Make employees’ well-being your top priority and be transparent
Employees want reassurance that their companies will put their people and safety first whenever possible, especially in difficult times.  Communicate this with employees and adapt your employee engagement programme to capture how they are feeling during this time, ask for feedback to find out what you can do to make them feel safe. 

Above all communicate what you are doing as an employer to keep them safe, make this visual so employees can see it around them and feel reassured.  Also use social media, intranet sites and internal online resources to communicate successes and next steps. 

Transparent and regular briefings will help employees to have a positive view of their employers and they are more likely to focus and re-engage with organisations vision and values.

Keep employees up-to-date with new Government guidelines and let them know how these measures are being implemented, what the timeline is, and how the measures will be monitored and enforced. They also need assurance that steps are being taken to update protocols and processes as the situation evolves.

Train and coach leaders, managers, and colleagues on how to support employees.
Leaders and managers will have much of the responsibility for ensuring a smooth return to the workplace. Ensure that these key people are trained and coached to be able to spot signs of anxiety and emotional distress and factor more time into their day to check on employees.

Armed with insights and feedback, managers can model needed behaviours and share them with their teams to support new ways of working.

Anxiety will be further reduced as employees re-engage with their colleagues through informal and formal support networks.  Quarantining and social distancing have meant that people have lost the very support systems and coping mechanisms that would otherwise have helped them weather the storm.  Ensure employees can initiate forums for reconnecting with one another as they adapt to the new normal.

Be flexible & open to change
Our large scale work-from-home deployment has shown it is possible to get work done not only remotely but on a variety of schedules that best accommodate people’s preferred working hours and personal commitments.

Employees expectations have risen and as workplaces reopen, employers can expect pressure to maintain this flexibility, particularly from those with children or who want to spend more time at home.

The challenge for employers is a not only a logistical one, with new operational layouts, but also requires a change in attitude and mindset from measuring performance by visibility and time spent at the desk to measuring on output and results. This may require employers to make changes to reporting structures and to adopt new management techniques. It is about placing more trust in the hands of the employee, showing confidence in their professionalism and flexing the job around the person rather than asking the person to fit an outdated and rigid structure.

The return to work offers a great opportunity for organisations to re-evaluate working models and to position to ensure that skilled employees are not discouraged to return.

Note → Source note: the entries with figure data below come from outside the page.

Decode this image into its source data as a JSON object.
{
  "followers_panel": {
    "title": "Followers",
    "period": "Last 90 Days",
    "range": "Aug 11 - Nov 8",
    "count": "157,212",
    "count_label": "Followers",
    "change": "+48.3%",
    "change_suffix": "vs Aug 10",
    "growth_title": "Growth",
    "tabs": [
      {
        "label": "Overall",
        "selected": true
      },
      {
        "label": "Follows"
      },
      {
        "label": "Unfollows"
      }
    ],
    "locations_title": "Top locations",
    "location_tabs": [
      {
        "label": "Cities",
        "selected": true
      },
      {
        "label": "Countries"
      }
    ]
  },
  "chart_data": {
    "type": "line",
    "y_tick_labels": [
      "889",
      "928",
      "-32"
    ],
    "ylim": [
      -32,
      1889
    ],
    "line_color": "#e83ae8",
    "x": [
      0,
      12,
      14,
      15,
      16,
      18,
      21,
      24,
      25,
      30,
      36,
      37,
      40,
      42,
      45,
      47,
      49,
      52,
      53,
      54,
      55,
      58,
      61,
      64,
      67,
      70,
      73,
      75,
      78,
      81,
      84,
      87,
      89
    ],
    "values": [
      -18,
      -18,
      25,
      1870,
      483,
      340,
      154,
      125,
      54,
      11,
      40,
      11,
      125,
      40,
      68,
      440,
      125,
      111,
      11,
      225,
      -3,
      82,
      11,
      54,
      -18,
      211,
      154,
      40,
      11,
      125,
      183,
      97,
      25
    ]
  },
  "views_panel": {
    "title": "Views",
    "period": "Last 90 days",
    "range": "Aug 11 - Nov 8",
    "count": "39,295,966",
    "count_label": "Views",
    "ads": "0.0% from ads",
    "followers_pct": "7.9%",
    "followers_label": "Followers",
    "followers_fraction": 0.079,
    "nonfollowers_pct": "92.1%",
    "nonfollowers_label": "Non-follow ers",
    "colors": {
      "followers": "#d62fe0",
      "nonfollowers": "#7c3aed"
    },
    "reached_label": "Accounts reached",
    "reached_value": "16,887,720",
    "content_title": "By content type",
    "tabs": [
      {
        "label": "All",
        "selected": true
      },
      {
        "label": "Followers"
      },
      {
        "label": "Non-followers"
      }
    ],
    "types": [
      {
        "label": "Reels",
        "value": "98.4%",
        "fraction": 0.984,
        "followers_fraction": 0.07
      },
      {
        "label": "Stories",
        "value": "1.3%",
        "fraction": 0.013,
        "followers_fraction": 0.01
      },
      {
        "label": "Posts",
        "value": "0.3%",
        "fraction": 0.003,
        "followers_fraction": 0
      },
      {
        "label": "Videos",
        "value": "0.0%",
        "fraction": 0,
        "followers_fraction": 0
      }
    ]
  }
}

Indeed, the concept of flexible working is one that appeals to employees across the board – not just those returning from an extended period of time-off.  If the focus on returning employees triggers a change to a more flexible approach for all employees the result will be a workforce that is happier, more motivated and better-equipped to produce its best work.

This is a time of rapid change. How employers communicate with and support employees during this will undoubtedly impact productivity, and employees’ trust in their employers.